Friday, September 19, 2014

The Ice Palace

F. Scott Fitzgerald (1896–1940)
From F. Scott Fitzgerald: Novels & Stories 1920–1922

“They Passed Through the Gateway and Followed a Path that Led Through a Wavy Valley of Graves.”
Illustration by James H. Crank for “The Ice Palace” in the May 22, 1920, issue of The Saturday Evening Post. Image from Google Books.
In the summer of 1918 U.S. Army Second Lieutenant F. Scott Fitzgerald was assigned to Camp Sheridan near Montgomery, Alabama. While there he met and fell in love with eighteen-year-old Zelda Sayre. They soon became informally engaged, and in late October he was sent to Long Island to await orders to be shipped off to Europe. When the war ended on November 11, he instead returned to Montgomery to be discharged. Reunited for several weeks, the couple at one point took a memorable stroll through Oakwood Cemetery. In a love letter sent to him the following spring, Sayre described a subsequent visit to the burial ground:
I’ve spent today in the grave-yard. . . . Why should graves make people feel in vain? I’ve heard that so much, and [Thomas Gray, author of Elegy Written in a Country Churchyard] is so convincing, but somehow I can’t find anything hopeless in having lived – All the broken columnes [sic] and clasped hands and doves and angels mean romances – and in a hundred years I think I shall like having young people speculate on whether my eyes were brown or blue – of course, they are neither – I hope my grave has an air of many, many years ago about it – Isn’t it funny how, out of a row of Confederate soldiers, two or three will make you think of dead lovers and dead loves – when they’re exactly like the others, even to the yellowish moss? Old death is so beautiful – so very beautiful – We will die together – I know . . .
Yet by June 1919 Sayre had broken off the engagement, concerned that Fitzgerald’s career as a writer would not be enough to support them. The disappointment spurred him to return to his hometown of St. Paul, Minnesota, where he quickly finished his first novel and more than a dozen stories, including “The Ice Palace.”

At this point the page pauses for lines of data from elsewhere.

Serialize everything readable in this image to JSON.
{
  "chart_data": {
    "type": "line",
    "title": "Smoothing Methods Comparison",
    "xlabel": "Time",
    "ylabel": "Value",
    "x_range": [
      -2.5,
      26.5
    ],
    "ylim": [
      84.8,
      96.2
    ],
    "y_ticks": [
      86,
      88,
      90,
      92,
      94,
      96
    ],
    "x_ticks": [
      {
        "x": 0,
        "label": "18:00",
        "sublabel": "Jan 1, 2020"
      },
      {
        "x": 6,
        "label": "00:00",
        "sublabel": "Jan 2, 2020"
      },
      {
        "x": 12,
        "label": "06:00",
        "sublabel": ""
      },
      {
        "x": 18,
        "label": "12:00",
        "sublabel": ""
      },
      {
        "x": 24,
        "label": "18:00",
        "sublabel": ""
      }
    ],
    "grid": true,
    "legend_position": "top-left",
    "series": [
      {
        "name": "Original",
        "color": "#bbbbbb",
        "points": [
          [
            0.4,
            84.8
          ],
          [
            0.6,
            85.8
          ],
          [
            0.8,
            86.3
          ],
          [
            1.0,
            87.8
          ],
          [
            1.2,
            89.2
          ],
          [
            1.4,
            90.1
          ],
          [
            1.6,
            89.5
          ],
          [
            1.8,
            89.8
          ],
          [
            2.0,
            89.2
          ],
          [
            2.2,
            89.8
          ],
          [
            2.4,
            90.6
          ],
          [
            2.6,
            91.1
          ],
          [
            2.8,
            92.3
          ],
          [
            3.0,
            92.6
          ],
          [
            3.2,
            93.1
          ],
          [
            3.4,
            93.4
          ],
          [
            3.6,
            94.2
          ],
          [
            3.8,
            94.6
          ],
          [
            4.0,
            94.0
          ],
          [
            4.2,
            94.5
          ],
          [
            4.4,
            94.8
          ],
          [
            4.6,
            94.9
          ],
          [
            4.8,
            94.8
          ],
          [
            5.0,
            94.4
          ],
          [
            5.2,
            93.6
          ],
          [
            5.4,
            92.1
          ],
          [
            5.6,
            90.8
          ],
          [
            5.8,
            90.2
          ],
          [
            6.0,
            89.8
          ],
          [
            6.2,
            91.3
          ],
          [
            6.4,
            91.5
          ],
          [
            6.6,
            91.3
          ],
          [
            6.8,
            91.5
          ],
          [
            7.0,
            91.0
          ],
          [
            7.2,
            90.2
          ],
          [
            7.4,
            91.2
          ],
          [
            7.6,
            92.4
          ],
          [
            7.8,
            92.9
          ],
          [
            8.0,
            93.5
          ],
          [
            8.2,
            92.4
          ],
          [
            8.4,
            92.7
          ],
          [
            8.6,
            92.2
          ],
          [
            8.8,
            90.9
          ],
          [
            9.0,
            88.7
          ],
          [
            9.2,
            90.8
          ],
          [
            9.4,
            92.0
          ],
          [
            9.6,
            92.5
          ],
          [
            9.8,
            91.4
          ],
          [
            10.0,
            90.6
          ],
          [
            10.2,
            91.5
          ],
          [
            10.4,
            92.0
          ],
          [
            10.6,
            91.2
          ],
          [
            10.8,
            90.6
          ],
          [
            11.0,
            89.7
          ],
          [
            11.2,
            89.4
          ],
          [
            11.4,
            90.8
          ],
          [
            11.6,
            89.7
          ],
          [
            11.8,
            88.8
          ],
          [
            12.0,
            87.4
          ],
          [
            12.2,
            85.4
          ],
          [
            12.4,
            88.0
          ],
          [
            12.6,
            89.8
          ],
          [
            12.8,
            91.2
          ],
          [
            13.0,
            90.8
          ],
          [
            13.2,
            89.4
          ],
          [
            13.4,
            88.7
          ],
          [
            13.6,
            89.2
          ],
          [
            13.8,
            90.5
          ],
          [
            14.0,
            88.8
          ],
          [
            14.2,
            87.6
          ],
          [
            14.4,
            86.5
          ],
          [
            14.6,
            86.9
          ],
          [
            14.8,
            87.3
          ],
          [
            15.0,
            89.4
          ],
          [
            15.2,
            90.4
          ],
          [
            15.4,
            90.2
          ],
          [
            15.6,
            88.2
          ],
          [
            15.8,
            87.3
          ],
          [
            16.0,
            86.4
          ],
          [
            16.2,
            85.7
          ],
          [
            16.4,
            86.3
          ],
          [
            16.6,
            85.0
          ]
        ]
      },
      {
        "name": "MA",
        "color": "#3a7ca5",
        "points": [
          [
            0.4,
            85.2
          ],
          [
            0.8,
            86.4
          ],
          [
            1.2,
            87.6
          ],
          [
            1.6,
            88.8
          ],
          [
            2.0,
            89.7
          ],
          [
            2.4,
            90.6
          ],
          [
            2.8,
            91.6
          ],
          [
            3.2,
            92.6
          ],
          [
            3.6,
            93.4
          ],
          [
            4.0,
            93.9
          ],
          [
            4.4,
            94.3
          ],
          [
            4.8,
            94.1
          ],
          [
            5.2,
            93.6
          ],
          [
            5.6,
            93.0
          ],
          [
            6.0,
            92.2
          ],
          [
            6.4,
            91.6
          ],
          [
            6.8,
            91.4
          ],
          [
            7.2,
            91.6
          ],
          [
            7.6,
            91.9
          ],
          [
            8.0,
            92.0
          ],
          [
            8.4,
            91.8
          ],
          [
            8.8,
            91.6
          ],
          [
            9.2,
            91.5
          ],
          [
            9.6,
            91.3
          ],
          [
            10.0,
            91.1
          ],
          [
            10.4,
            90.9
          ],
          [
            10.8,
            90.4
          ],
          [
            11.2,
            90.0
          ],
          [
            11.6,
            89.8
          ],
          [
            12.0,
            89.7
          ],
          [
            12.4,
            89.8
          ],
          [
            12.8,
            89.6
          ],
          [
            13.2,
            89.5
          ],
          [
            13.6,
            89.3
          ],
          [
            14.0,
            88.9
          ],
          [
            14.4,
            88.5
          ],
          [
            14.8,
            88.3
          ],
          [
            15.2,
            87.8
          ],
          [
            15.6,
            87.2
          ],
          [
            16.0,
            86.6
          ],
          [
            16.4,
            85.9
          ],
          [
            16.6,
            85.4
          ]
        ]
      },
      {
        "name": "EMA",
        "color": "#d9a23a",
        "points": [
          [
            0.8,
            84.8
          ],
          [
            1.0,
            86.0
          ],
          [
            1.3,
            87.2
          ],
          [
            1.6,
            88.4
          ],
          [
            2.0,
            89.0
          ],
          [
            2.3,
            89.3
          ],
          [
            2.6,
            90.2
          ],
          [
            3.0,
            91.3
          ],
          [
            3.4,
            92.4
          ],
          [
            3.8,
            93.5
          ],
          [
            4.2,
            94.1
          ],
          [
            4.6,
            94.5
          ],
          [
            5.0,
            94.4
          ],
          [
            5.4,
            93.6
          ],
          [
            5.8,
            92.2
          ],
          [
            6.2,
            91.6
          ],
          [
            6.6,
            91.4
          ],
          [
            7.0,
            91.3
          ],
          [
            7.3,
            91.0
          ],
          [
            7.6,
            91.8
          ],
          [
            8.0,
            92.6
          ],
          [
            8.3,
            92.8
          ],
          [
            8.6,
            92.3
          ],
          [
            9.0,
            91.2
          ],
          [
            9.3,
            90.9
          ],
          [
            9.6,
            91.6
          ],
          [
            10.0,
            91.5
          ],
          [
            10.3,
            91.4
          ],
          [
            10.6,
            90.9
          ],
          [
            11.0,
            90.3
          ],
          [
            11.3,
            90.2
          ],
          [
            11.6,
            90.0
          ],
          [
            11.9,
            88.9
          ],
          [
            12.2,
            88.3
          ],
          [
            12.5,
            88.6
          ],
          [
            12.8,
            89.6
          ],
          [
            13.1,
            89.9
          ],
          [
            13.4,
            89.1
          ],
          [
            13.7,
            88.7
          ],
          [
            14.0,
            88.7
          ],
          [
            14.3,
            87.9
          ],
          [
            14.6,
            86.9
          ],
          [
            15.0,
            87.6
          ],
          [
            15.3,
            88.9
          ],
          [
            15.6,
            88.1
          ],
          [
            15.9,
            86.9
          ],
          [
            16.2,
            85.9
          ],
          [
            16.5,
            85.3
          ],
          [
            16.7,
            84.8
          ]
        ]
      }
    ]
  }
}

The story opens in September and follows its heroine from Georgia to a wintry Minnesota—although the Northern location is never named. The Yankee swell, the Southern belle, the stroll in the cemetery, the casual betrothal—all these autobiographical elements are brought together. The colossal palace that gives the story its title is modeled on actual large-scale buildings constructed of ice for the St. Paul Winter Carnival. The first festival took place in 1886; the event occurred irregularly in subsequent years—Fitzgerald might have attended in 1916 or 1917—and in recent decades it has been held annually. (Spectacular photographs of the ice palace from various festivals can be seen here.)

Soon after “The Ice Palace” appeared, Fitzgerald explained in a brief essay how he came to write the story. The idea “grew out of a conversation with a girl out in St. Paul.” The two talked about winters in Minnesota (“their bleakness and dreariness and seemingly infinite length”) and about life in Sweden.
“I wonder,” I said casually, “if the Swedes aren’t melancholy on account of the cold—if this climate doesn’t make people rather hard and chill—” and then I stopped, for I had scented a story. . . .
Fitzgerald then explains how the stroll through the cemetery with his fiancée worked its way into the tale:
. . . I was in Montgomery, Alabama, and while out walking with a girl I wandered into a graveyard. She told me I could never understand how she felt about the Confederate graves, and I told her I understood so well that I could put it on paper. Next day on my way back to St. Paul it came to me that it was all one story—the contrast between Alabama and Minnesota.
In 1919 Fitzgerald earned a total of $879 from his writing; the following year his income skyrocketed to $17,055—the equivalent of half a million dollars today—including at least $400 for “The Ice Palace” alone. His sudden wealth and fame convinced Zelda Sayre that they could live off a writer’s salary after all, and they were married at St. Patrick’s Cathedral in New York on April 3, 1920.

Notes: The lyrics on page 292 are from a nineteenth-century sailing song known by several titles, including “Ten Thousand Miles Away” and “Blow the Winds Heigh-Ho,” and often included as the chorus for an adaptation of “The Walloping Window-Blind,” a nonsense poem by Charles E. Carryl. Dangerous Dan McGrew (page 296) is a character in the narrative poem “The Shooting of Dan McGrew” (1907) by Robert W. Service, which was set in a Canadian saloon during the Yukon Gold Rush.